Non a caso il sottotitolo di “Generazione Peter Sagan” è “Una rivoluzione su due ruote”. Perché quello ha fatto lo slovacco «un campione vero ma anche un tipo molto cool, uno che sa divertirsi e rifiuta istintivamente il mito della sofferenza in bici. Proprio questo lasciarsi dietro le spalle l’immaginario doloroso e nostalgico del ciclismo è forse la chiave del suo straordinario successo, anche fuori dai confini della disciplina», si legge nel risvolto di copertina del libro.
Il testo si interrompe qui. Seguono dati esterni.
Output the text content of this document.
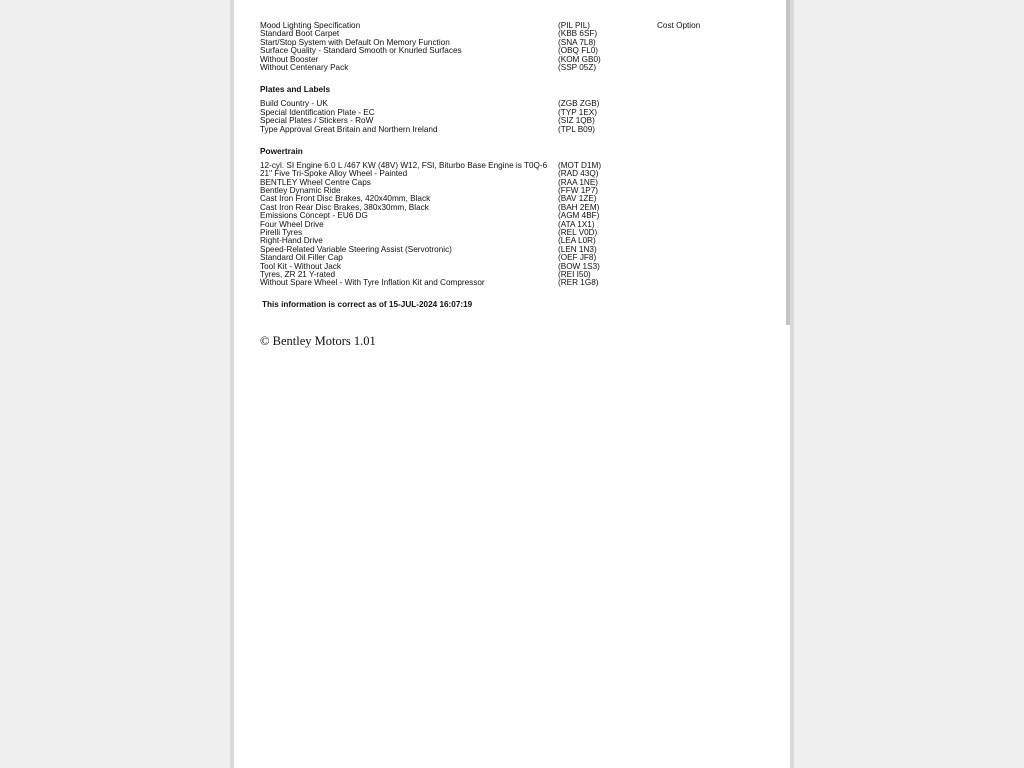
Mood Lighting Specification	(PIL PIL)	Cost Option
Standard Boot Carpet	(KBB 6SF)
Start/Stop System with Default On Memory Function	(SNA 7L8)
Surface Quality - Standard Smooth or Knurled Surfaces	(OBQ FL0)
Without Booster	(KOM GB0)
Without Centenary Pack	(SSP 05Z)
Plates and Labels
Build Country - UK	(ZGB ZGB)
Special Identification Plate - EC	(TYP 1EX)
Special Plates / Stickers - RoW	(SIZ 1QB)
Type Approval Great Britain and Northern Ireland	(TPL B09)
Powertrain
12-cyl. SI Engine 6.0 L /467 KW (48V) W12, FSI, Biturbo Base Engine is T0Q-6 (MOT D1M)
21" Five Tri-Spoke Alloy Wheel - Painted	(RAD 43Q)
BENTLEY Wheel Centre Caps	(RAA 1NE)
Bentley Dynamic Ride	(FFW 1P7)
Cast Iron Front Disc Brakes, 420x40mm, Black	(BAV 1ZE)
Cast Iron Rear Disc Brakes, 380x30mm, Black	(BAH 2EM)
Emissions Concept - EU6 DG	(AGM 4BF)
Four Wheel Drive	(ATA 1X1)
Pirelli Tyres	(REL V0D)
Right-Hand Drive	(LEA L0R)
Speed-Related Variable Steering Assist (Servotronic)	(LEN 1N3)
Standard Oil Filler Cap	(OEF JF8)
Tool Kit - Without Jack	(BOW 1S3)
Tyres, ZR 21 Y-rated	(REI I50)
Without Spare Wheel - With Tyre Inflation Kit and Compressor	(RER 1G8)
This information is correct as of 15-JUL-2024 16:07:19
© Bentley Motors 1.01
L’immaginario doloroso e nostalgico è quello che Pellizzari, citando Walter Benjamin, scrive essere ammantato di un’aura che il filosofo definisce come «la percezione di una lontananza, per quanto vicina». Benjamin ne parla nel saggio “L’opera d’arte nell’epoca della sua riproducibilità tecnica”, riferendosi a ciò che si prova quando ci troviamo davanti a un quadro o a una scultura in un museo. Ce l’abbiamo a pochi centimetri, ma ci appare come lontana appunto, sebbene la stiamo osservando “hic et nunc”. Una sindrome di Stendhal fenomenologica.

Con il ciclismo è lo stesso processo, soprattutto riguardo alla sua epoca eroica che ne ha cementato il mito. Mito peraltro sopravvissuto in modo molto perentorio come si è visto. Sagan sembra essere alieno da tutto ciò. Sa però che lui negli annali di questo sport ci è già entrato a pieno diritto. Per certi versi è più una rockstar che un corridore, anzi, per dirla tutta è un corridore rockstar. Proprio quello cioè di cui aveva bisogno il ciclismo per attuare la sua rivoluzione.

Massimiliano Muraro

Giacomo Pellizzari e giornalista sportivo e scrittore. È stato direttore editoriale di Bike Channel, canale di Sky dedicato al mondo a due ruote. Scrive per la rivista “Cyclist” Italia e collabora con numerose testate, tra cui l’americana “Peloton” magazine. Il suo blog, Confessioni di un ciclista pericoloso, e uno dei piu seguiti dagli appassionati della disciplina. Nel 2014 e uscito il suo primo libro, “Ma chi te lo fa fare? Sogni e avventure di un ciclista sempre in salita”, seguito da “Il carattere del ciclista” (2016), “Storia e geografia del Giro d’Italia” (2017) e “Gli italiani al Tour de France” (2018). Sua la voce “Giro d’Italia” nell’edizione 2017 del Libro dell’anno Treccani.